Он посмотрел на нее с удивительной, предельной искренностью.
– Да, ты прав, – сказала она.
– Она подняла на него лицо, все сияющее и открытое. Он словно мог погрузиться в самый источник своего сияния. На ее лице появилось отстраненное выражение.
– Поедем? – спросил он.
– Как пожелаешь, – ответила она.
Скоро они выбрались из маленького городка и ехали по извилистым проселкам. Урсула уютно пристроилась рядом с ним, погрузившись в его постоянное тепло и смотрела, как бледный движущийся свет разрезал, делая видимой, ночь. Иногда это была широкая старая дорога с кусками травы с каждой стороны, пролетающая мимо, волшебная и эльфийская в зеленоватом свете, иногда виднелись склоненные над их головами деревья, иногда это были кусты ежевики, иногда стены дома для прислуги или торец фермерской усадьбы.
– Ты пойдешь в Шортландс на ужин? – внезапно спросила его Урсула.
Он удивленно вздрогнул.
– Бог мой! – воскликнул он. – В Шортландс! Да ни за что на свете! Только не туда. Кроме того, мы опоздали бы.
– Куда мы в таком случае поедем? На мельницу?
– Куда захочешь. Жалко ехать куда-то в такую прекрасную темную ночь. Вообще жалко выходить наружу. Жаль, мы не можем остановиться в этой прекрасной темноте. Это было бы лучше всего на свете – эта прекрасная окутывающая нас темнота.
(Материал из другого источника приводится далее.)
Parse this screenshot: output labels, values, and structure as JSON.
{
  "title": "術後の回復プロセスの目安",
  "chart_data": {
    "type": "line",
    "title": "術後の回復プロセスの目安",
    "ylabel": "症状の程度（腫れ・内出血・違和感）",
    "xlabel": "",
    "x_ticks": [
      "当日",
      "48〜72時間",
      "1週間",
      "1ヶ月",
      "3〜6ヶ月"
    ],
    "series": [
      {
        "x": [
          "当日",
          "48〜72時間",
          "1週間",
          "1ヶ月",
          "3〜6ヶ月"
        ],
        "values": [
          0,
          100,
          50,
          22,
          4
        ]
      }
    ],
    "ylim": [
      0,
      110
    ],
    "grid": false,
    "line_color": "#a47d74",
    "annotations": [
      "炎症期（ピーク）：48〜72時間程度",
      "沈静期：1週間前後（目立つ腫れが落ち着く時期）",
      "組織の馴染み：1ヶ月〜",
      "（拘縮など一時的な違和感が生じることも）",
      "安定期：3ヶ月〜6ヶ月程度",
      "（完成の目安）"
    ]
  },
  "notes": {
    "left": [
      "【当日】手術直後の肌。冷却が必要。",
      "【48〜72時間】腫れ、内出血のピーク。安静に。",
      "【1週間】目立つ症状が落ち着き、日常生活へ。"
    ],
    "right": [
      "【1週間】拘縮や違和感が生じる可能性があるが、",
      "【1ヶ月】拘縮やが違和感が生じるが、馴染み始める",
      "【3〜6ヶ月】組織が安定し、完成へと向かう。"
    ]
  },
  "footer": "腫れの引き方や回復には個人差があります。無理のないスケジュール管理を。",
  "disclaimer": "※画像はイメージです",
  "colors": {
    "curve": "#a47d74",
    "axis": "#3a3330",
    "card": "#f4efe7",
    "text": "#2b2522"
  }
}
Она сидела и удивлялась. Машина урчала и раскачивалась. Она знала, что ей не удастся уйти от него – темнота поглотила их обоих и скрыла в себе, ее нельзя было преодолеть. Кроме того, в темноте она могла полностью познать волшебство его темного гладкого живота, облаченного в темное и гладкое, и в этом познании была какая-то неизбежность и красота обреченности, обреченности, которую человек желает, которую полностью принимает.
Он вел машину, сидя тихо, словно египетский фараон. Он чувствовал, что он сидел, обличенный древним могуществом, как великие резные статуи реального Египта, что он настолько же реален и наполнен скрытой силой, как они, что на его губах играет рассеянная едва заметная улыбка. Он знал, что такое иметь странный волшебный поток силы в спине и животе, расходящийся по ногам, силы такой совершенной, что она лишала его движений и оставляла на его лице легкую, бездумную улыбку. Он знал, что такое проснуться и получить силу он этого примитивного сознания, глубочайшего физического сознания. И этот источник наделял его истинной и волшебной властью, магической, мистической, таинственной силой, словно электричество.
Было трудно говорить, так прекрасно было сидеть в этой живительной тишине, тонкой, полной немыслимого знания и немыслимой силы, замерев на веки, поддавшись этой вневременной силе, словно обездвиженные, наполненные высшей силой египтяне, застывшие в своей живой, утонченной тишине.
– Нам не нужно возвращаться домой, – сказал он. – У этой машины сиденья опускаются, образуя кровать, а еще мы можем поднять верх.
Она почувствовала радость и испуг и смущенно прижалась к нему.
– А как же дома? – спросила она.
– Пошлем им телеграмму.
Больше они ничего не говорили. Они ехали молча. Но каким-то вторым потоком сознания он направлял машину к выбранной цели. Потому что его свободный разум мог вести его к цели. Его руки, грудь и голова были округлыми и живыми, как у греческих статуй, у него не было застывших прямых рук египетских статуй, и не было мумифицированной, погруженной в сон головы. Искрящийся разум образовывал второй уровень над его истинно египетской сосредоточенностью на мраке.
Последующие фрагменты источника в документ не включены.